The pieces on display were not the originals. They were modern replicas made with authentic materials. The originals were long since lost to attrition or too fragile to be manipulated at all. There was one original piece, however, a bronze statue at the entrance of a bearded man sitting on a bench apparently talking to the effigy of a frog. It had no cultural impact on Rael, but Shayde left a single rose and got a wobbly lower lip from the sight of it.

"I thought your deity didn't have a face," he murmured, attempting to show a proper level of respect. He was vaguely aware that one aspect of Shayde's pre-shattering religious figures was pictured as a man with a beard, but otherwise the iconography didn't match.

"He's no' a deity," she whispered. "He's... a figure o' great respect." She directed him to an information placard that detailed the works of Jim Henson and his descendents in the arenas of public education, entertainment, and technological progress in the field of animatronics. He was the first puppeteer to understand the translation through television, and inventor of several techniques used through to the present day.

Since the medium was 2-D entertainments, there were several screening rooms in which his finished works were displayed. With appropriate warnings for Havenworlders that included 'simulated explosions', smoke, and flashing lights.

These were, after all, Deathworlder entertainments. There was little funnier to a larval Deathworlder than things unexpectedly going bang.

"It was his philosophy," she said, during a particularly surreal video involving singing vegetables, penguins, and several smoke bombs. "When in doubt, penguins. When yer sure, explosions. It's chaos, aye, but it's... benign chaos."

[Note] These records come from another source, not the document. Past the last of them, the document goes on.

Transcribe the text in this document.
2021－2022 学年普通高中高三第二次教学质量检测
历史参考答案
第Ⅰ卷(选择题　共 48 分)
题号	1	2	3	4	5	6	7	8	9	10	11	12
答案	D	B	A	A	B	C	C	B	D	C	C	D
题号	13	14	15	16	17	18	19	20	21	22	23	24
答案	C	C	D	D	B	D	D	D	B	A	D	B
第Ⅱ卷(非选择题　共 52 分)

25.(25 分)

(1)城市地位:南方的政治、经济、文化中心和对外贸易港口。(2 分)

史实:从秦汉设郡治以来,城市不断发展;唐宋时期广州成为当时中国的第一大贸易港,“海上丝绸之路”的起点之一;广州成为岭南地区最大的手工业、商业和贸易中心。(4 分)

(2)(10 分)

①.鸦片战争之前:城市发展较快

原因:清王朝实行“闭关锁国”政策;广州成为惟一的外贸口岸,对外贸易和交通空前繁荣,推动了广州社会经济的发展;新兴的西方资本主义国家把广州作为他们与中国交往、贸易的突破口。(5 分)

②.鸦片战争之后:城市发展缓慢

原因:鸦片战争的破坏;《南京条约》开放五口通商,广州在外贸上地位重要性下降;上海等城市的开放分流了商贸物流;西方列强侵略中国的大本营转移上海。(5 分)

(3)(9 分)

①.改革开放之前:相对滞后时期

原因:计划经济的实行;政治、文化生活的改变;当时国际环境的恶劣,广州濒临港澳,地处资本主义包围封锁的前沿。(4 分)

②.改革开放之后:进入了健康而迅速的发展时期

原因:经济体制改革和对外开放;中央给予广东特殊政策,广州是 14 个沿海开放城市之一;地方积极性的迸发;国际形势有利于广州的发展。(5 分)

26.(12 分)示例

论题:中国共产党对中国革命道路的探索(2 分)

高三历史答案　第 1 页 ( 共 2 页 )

This from an entertainment series that included characters with names like "Uncle Deadly" and "Crazy Harry". He looked at her and wondered once more if Human Insanity had been watered down by exposure to more sane species, if the species had mellowed between the Twentieth Century and now, or whether Shayde was just Like That because of her lived experiences.

This was, after all, a being who had grown up with this particular chaos as an essential part of her childhood. Picturing the larval stage of her maturation broke his brain, but watching young Humans laughing at the same material gave him something of a window into the early Human mind. Crazy as a bed bug just about covered it.

Then he saw the other worlds that this man had dreamed. A wonderland in a labyrinth, with creatures who could harmlessly remove essential body parts. Monsters both benign and malevolent. Creatures who could plausibly come from other worlds, and still appeared to be plausible five hundred years after the fact. Dinosaurs come to life and then given too-human characteristics. Legends, if not turned to flesh, then given flesh in the form of intricately-painted latex.

He could have stopped at any point and been hailed as a genius.

There were other screening rooms, about the man behind the curtain instead of the things he made. Rael expected a boisterous and energetic person, rather like the chaotic things that came from his mind. Instead was the antithesis. A quiet, unassuming Human who was softly-spoken and otherwise very restrained.

"People always ask me if I ever learned ventriloquism," the recorded image was saying on the screen. He had one arm up the frog puppet and a spare hand on rods that manipulated the arms. "I never needed it." The voice changed and the puppet moved. "You see, the frog is way more interesting to look at and -uh- who cares what the man in the beard is doing?"

Even prepared as he was, Rael's attention was temporarily seized by the puppet.

"Genius," said Shayde. "Never got tae hug th' man. Wish I could'a."

The screen, heedless of its audience, played other interviews about other things. Other Hensons. Other innovations. Other works of quiet genius that nobody thought about because the puppets were way more interesting to look at than the people behind the curtain.

Five hundred years too late, Rael started to wish he'd had a chance himself.